Now That the Epiphany Is Long Past: My Family's Christmas Miracle

As I promised on Facebook: the Christmas miracle of sustainability that confronted my family's apathy and laziness with holiday cheer.

Before Christmas, I talked to my brother John. He had to work on the 23rd, and the 26th, and so would only be home two days. I would only be home for three -- three glorious days without work, two of them paid!

My family has suggested cancelling Christmas most years I can remember. There's a lot of work, you know? You have to leave the house and deal with the commercial world, at the most commercial time of year. You have to clean up the living room. You have to purchase presents. Wrapping them? Ha! Christmas trees...can't we just skip the tree this year?



NO, we said, every year. I think my high school boyfriend helped me buy a tree one year. John started going with me. Occasionally, my dad agrees to come along, like we used to do.

This year, I talked to John. Then I talked to my mom. "It's probably not worth it this year."

"I guess you're right," she said. "But I like the tree."
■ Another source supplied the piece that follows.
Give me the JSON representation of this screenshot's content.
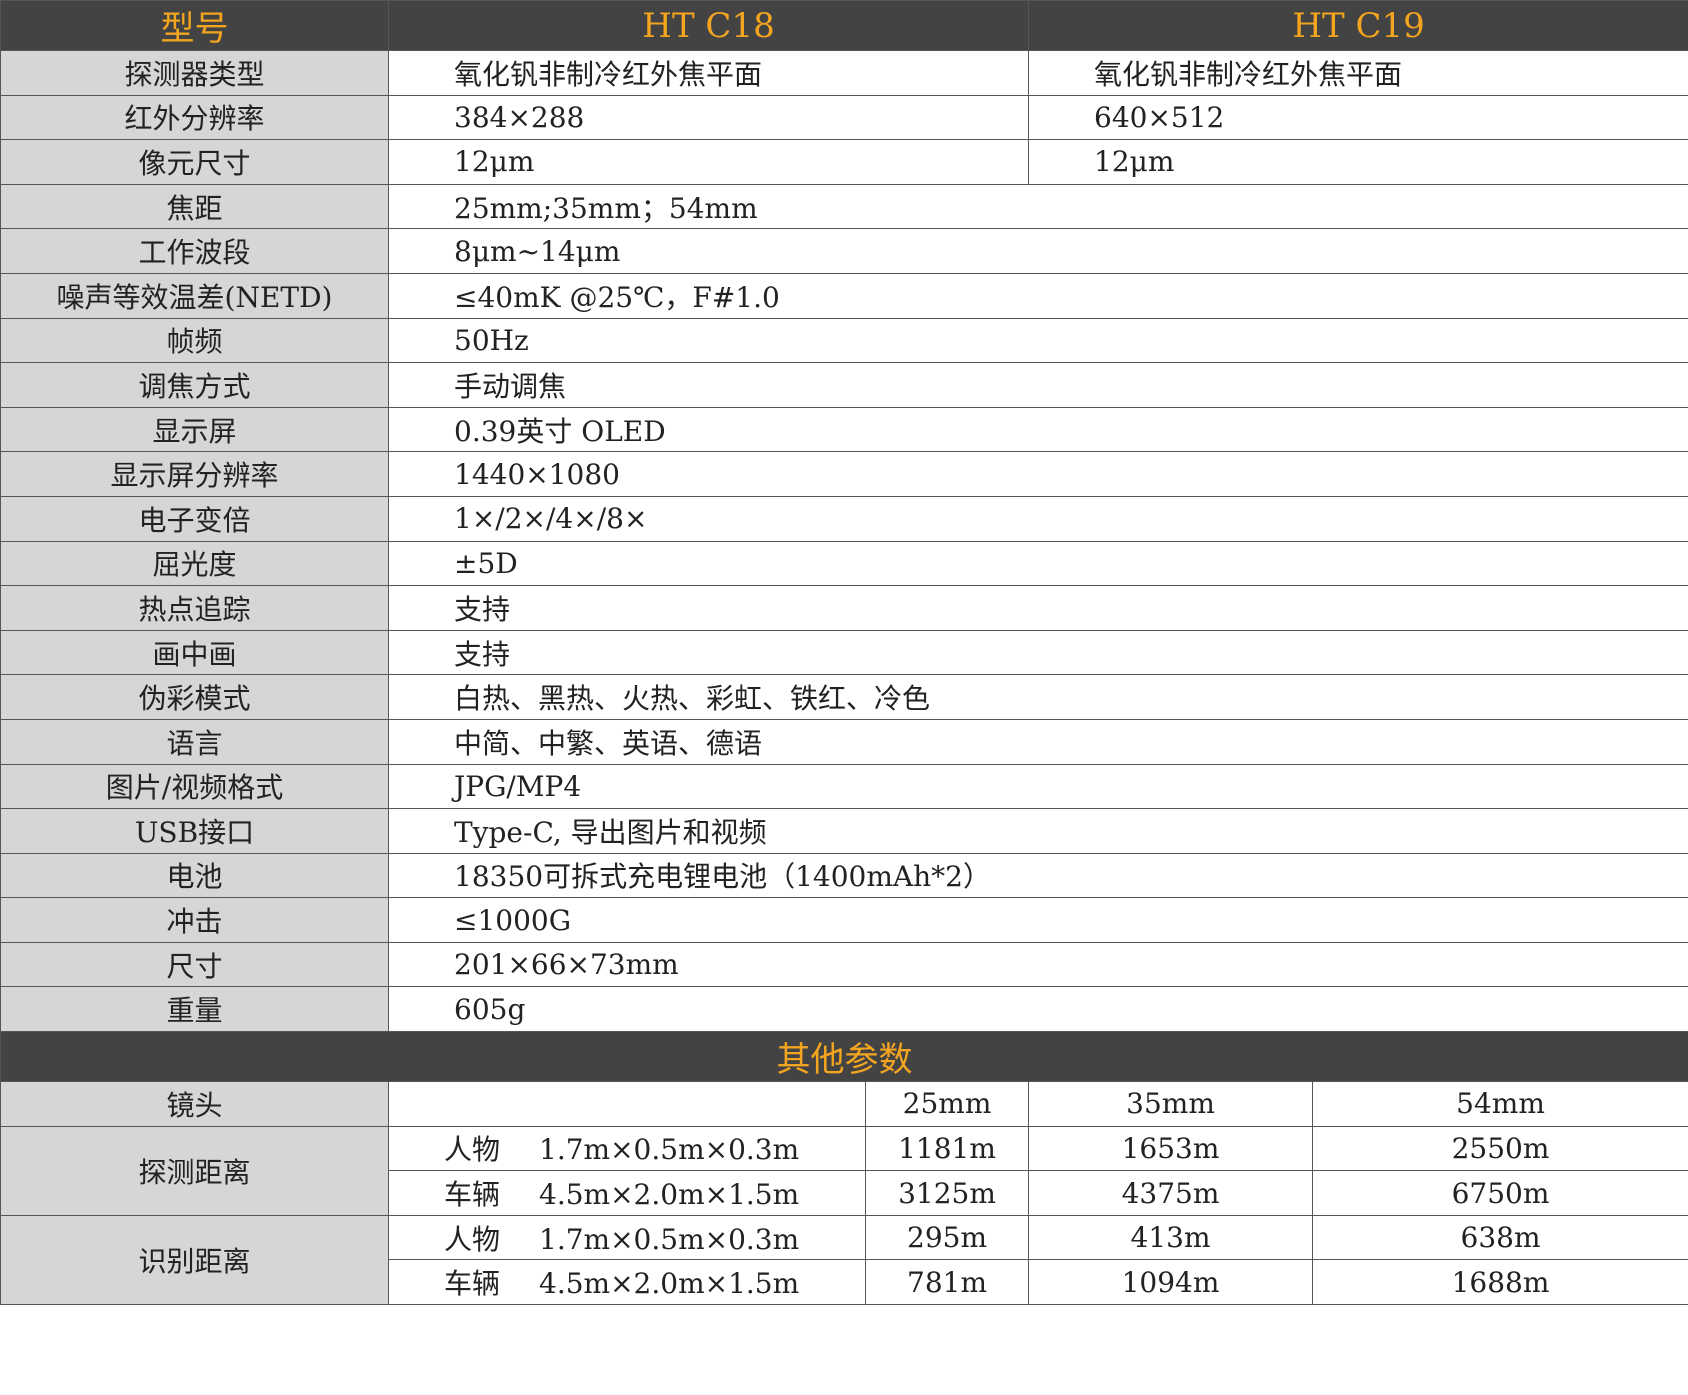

The lights on the tree are my favorite part of Christmas. But why support the death of a tree (albeit one from a tree farm) for only two days of maximum enjoyment and so much griping from my dad? He always has to take the ornaments off it, because John and I are back in Ann Arbor. He hates it.
I started to get sad about the tree. I decided to bring my tiny Euro cypress tree from Trader Joe's home with me, complete with its string of ten little LED lights from Ikea. The string was far too large for this itty plant, and the bright white of the LEDs was too strong for so little foliage, and not that lovely goldy twinkle I look forward to. But at least it was a Christmas "tree."

I was pretty sure it was dead, but I would stick it in the cupholder in Emma's car for the ride home, and it could adorn the coffee table in the living room or something. 
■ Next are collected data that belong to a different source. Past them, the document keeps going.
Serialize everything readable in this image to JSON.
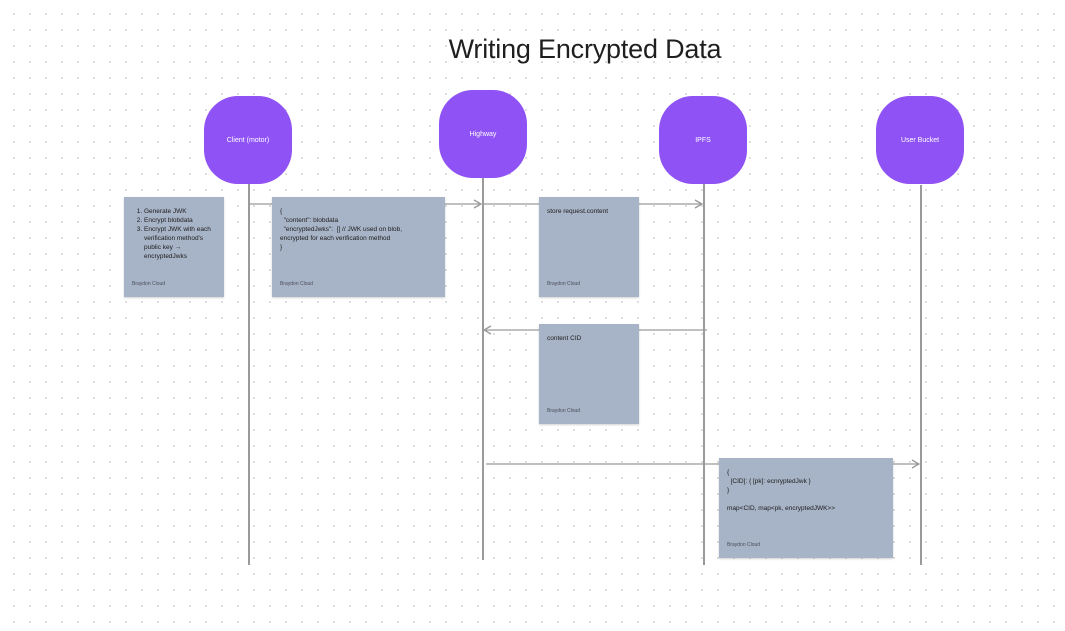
{
  "title": "Writing Encrypted Data",
  "actors": [
    {
      "id": "client",
      "label": "Client (motor)"
    },
    {
      "id": "highway",
      "label": "Highway"
    },
    {
      "id": "ipfs",
      "label": "IPFS"
    },
    {
      "id": "bucket",
      "label": "User Bucket"
    }
  ],
  "notes": {
    "client_steps": {
      "steps": [
        "Generate JWK",
        "Encrypt blobdata",
        "Encrypt JWK with each verification method's public key → encryptedJwks"
      ],
      "author": "Braydon Cloud"
    },
    "request_body": {
      "lines": [
        "{",
        "  \"content\": blobdata",
        "  \"encryptedJwks\":  [] // JWK used on blob,",
        "encrypted for each verification method",
        "}"
      ],
      "author": "Braydon Cloud"
    },
    "store": {
      "lines": [
        "store request.content"
      ],
      "author": "Braydon Cloud"
    },
    "cid": {
      "lines": [
        "content CID"
      ],
      "author": "Braydon Cloud"
    },
    "bucket_map": {
      "lines": [
        "{",
        "  [CID]: { [pk]: ecnryptedJwk }",
        "}",
        "",
        "map<CID, map<pk, encryptedJWK>>"
      ],
      "author": "Braydon Cloud"
    }
  }
}
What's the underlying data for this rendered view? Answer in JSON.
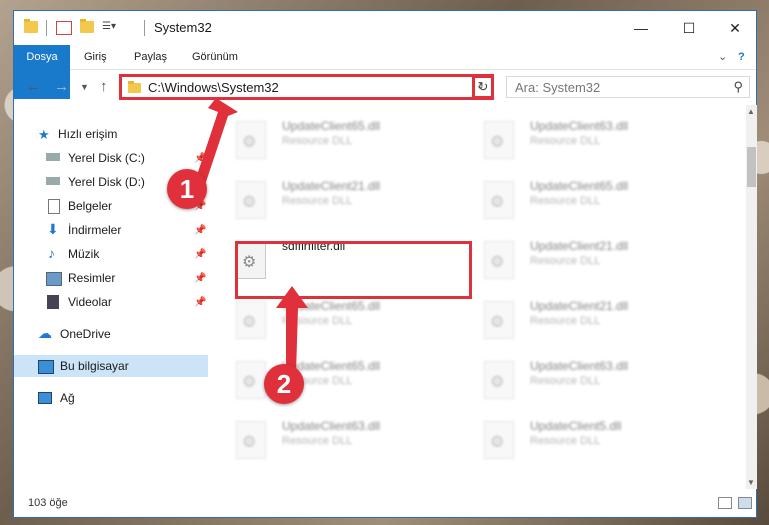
{
  "window": {
    "title": "System32",
    "minimize_glyph": "—",
    "maximize_glyph": "☐",
    "close_glyph": "✕",
    "help_glyph": "?"
  },
  "ribbon": {
    "tabs": [
      "Dosya",
      "Giriş",
      "Paylaş",
      "Görünüm"
    ],
    "expand_glyph": "⌄"
  },
  "address": {
    "path": "C:\\Windows\\System32",
    "search_placeholder": "Ara: System32"
  },
  "navigation": {
    "quick_access": "Hızlı erişim",
    "items": [
      {
        "label": "Yerel Disk (C:)",
        "icon": "drive-icon",
        "pinned": true
      },
      {
        "label": "Yerel Disk (D:)",
        "icon": "drive-icon",
        "pinned": false
      },
      {
        "label": "Belgeler",
        "icon": "documents-icon",
        "pinned": true
      },
      {
        "label": "İndirmeler",
        "icon": "download-icon",
        "pinned": true
      },
      {
        "label": "Müzik",
        "icon": "music-icon",
        "pinned": true
      },
      {
        "label": "Resimler",
        "icon": "pictures-icon",
        "pinned": true
      },
      {
        "label": "Videolar",
        "icon": "videos-icon",
        "pinned": true
      }
    ],
    "onedrive": "OneDrive",
    "this_pc": "Bu bilgisayar",
    "network": "Ağ"
  },
  "files": {
    "col1": [
      {
        "name": "UpdateClient65.dll",
        "desc": "Resource DLL"
      },
      {
        "name": "UpdateClient21.dll",
        "desc": "Resource DLL"
      },
      {
        "name": "sdffirfilter.dll",
        "desc": ""
      },
      {
        "name": "UpdateClient65.dll",
        "desc": "Resource DLL"
      },
      {
        "name": "UpdateClient65.dll",
        "desc": "Resource DLL"
      },
      {
        "name": "UpdateClient63.dll",
        "desc": "Resource DLL"
      }
    ],
    "col2": [
      {
        "name": "UpdateClient63.dll",
        "desc": "Resource DLL"
      },
      {
        "name": "UpdateClient65.dll",
        "desc": "Resource DLL"
      },
      {
        "name": "UpdateClient21.dll",
        "desc": "Resource DLL"
      },
      {
        "name": "UpdateClient21.dll",
        "desc": "Resource DLL"
      },
      {
        "name": "UpdateClient63.dll",
        "desc": "Resource DLL"
      },
      {
        "name": "UpdateClient5.dll",
        "desc": "Resource DLL"
      }
    ]
  },
  "annotations": {
    "step1": "1",
    "step2": "2"
  },
  "status": {
    "count": "103 öğe"
  },
  "colors": {
    "accent": "#1979ca",
    "annotation_red": "#e0303b",
    "selection": "#cce4f7"
  }
}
(Later confirmed: very, very dead, with such painful little prickles.)

December 23rd came around. We woke up to a sunny morning, and I had no obligations. Just pack and go home. Maybe sample some fancy truffles at the nice cheese and liquor store on the way out of town.
Good choice.

But before Emma and I loaded up her car, before I threw five outfits worth of clothes in a bag -- over-prepared for my three-day trip to cat and dog hair everywhere -- my boyfriend ate his oatmeal, donned his coat, and left my building through the front door.
It was meant to be! Who cares if you throw out a tree after three and a half days of use if you're the second family to enjoy it! It cost nothing! 
I rescued it from the curb, and was delighted to find it was a Frasier fir. And not so little, either...
It took up Emma's entire backseat, and the top foot was sticking out the window, the whole ride home on I-94. 

When I knocked on the door to my parents' house, Finn barked through the window at me in excitement and my dad came to let us in. Emma claims that he looked horrified to open the door and find her standing there with a surprise tree on her back.
Oh well. All he had to do was trim the bottom and the top and stick it in the stand. I did the lights, and we skipped the ornaments, to make it easier for him to take down later. Pretty good for a free tree, right?

I got two ornaments for Christmas, though:
Such cuties.

And there were wrapped presents to open under the tree, and The Hobbit to reread and then watch in the theater as a family, and my Isa-kitten, who treated me fairly well, this time. (Sorry about the pictures in that old post...I think the ones from Facebook aren't working. Rude!)
I'll spare you the saga of the floor-clearing, and the table-clearing, because that is the most boring saga. But the rest was a good, good time. We ate so many clementines and delicious macarons and double-cream brie and roast beef. Yum. The End.

1 comment:

Emma Claire Foley said...

And my car still smells better than it ever has.